Voilà l'auteur en contradiction avec lui-même, et cela doit arriver souvent lorsqu'on soutient des opinions erronées.

Je n'ai pu lire sans indignation ces quatre volumes d'atrocités révoltantes ; on n'est pas même dédommagé du dégoût qu'elles inspirent par le style ; celui de l'auteur, dans cet ouvrage, est pitoyable, toujours hors de mesure, plein de phrases de mauvais goût, de contre-sens, de réflexions triviales. On remarque dans quelques pages des pensées raisonnables et fondées sur des principes de justice, mais elles y sont comme clouées, on sent qu'elles ne tiennent à rien de ce qui les précède ou de ce qui les suit.

Qu'on n'imagine pas qu'un seul crime suffise à l'auteur pour chacune de ses nouvelles ; il les entasse : c'est un tissu d'horreurs. Ici une femme est violée par son fils, elle le tue, elle conduit sa mère à l'échafaud, elle épouse son père, etc. ; là c'est un père qui élève sa fille dans des principes exécrables, vit avec elle, et la détermine à empoisonner sa mère, etc. ; et c'est là cependant ce que l'auteur appelle le perfectionnement de l'art.

Vous, qui écrivez des romans ! ce n'est plus dans le monde, dans le cours des événements qui troublent ou embellissent la vie ; ce n'est plus dans la connaissance parfaite et délicate du cœur humain que vous devez chercher vos sujets : c'est dans l'histoire des empoisonneurs, des débauchés, des assassins, qu'il faut puiser. Montrez-nous des scélérats heureux, le tout pour la plus grande gloire et l'encouragement de la vertu.

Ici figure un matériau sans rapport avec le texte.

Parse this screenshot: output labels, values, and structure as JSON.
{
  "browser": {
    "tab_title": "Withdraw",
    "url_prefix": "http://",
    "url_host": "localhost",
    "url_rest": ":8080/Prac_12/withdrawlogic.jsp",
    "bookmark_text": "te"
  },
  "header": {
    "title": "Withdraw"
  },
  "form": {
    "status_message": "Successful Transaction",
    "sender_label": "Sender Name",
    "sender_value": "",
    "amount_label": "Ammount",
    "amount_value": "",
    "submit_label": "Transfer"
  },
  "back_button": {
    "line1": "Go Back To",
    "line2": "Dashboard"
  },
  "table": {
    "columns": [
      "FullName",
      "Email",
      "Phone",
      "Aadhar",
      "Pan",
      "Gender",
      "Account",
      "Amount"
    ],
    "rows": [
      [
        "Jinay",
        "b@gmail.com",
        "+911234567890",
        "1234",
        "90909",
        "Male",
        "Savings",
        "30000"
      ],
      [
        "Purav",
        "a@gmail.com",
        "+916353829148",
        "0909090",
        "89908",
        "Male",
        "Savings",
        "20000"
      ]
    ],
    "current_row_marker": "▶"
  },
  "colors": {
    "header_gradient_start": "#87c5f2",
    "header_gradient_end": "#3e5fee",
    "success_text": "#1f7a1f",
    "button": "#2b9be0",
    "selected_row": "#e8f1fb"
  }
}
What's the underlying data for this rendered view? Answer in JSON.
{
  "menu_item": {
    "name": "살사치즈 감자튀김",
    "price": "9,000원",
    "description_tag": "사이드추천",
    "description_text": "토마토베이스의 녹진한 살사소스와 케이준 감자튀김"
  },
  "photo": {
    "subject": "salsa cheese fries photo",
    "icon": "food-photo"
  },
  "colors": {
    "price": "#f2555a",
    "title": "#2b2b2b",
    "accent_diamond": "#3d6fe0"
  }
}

Rousseau, Voltaire, Marmontel, Fielding, Richardson, etc., vous n'avez pas fait de romans ; vous avez peint des mœurs, il fallait peindre des crimes. Vous faites aimer la vertu, en nous prouvant qu'elle seule conduit au bonheur ; ce n'est pas cela : vous deviez nous montrer LA VERTU TERRASSÉE PAR LE VICE ; c'est ainsi qu'on instruit et qu'on intéresse. Mais vous n'étiez pas du nombre des élus que la nature a créés pour la peindre ; vous n'avez pas été ses amants dès que celle-ci vous mit au monde. Vous n'avez pas entr'ouvert avec frémissement son sein, pour y chercher son art. Vous n'aviez pas la soif ardente de tout décrire ; vous ne saviez pas donner treize coups de poignard à propos. On ne voit pas dans vos pâles ouvrages, de mères qui étranglent leurs enfants, d'enfants qui empoisonnent leurs mères, de fils qui les violent. Adieu Rousseau, Voltaire, Marmontel, Fielding et Richardson, on ne vous lira plus.

II  L'AUTEUR DES Crimes de l'amour A VILLETERQUE,  Folliculaire1.

 

Je suis convaincu il y a bien longtemps que les injures dictées par l'envie, ou par quelque autre motif plus vil encore, parvenant ensuite à nous par le souffle empesté d'un folliculaire, ne doivent pas affecter davantage un homme de lettres, que ne l'est des aboiements du mâtin de basse-cour, le voyageur paisible et raisonnable. Plein de mépris en conséquence pour l'impertinente diatribe du folliculaire Villeterque, je ne prendrais assurément pas la peine d'y répondre, si je ne voulais mettre le public en garde contre les perpétuelles diffamations de ces messieurs.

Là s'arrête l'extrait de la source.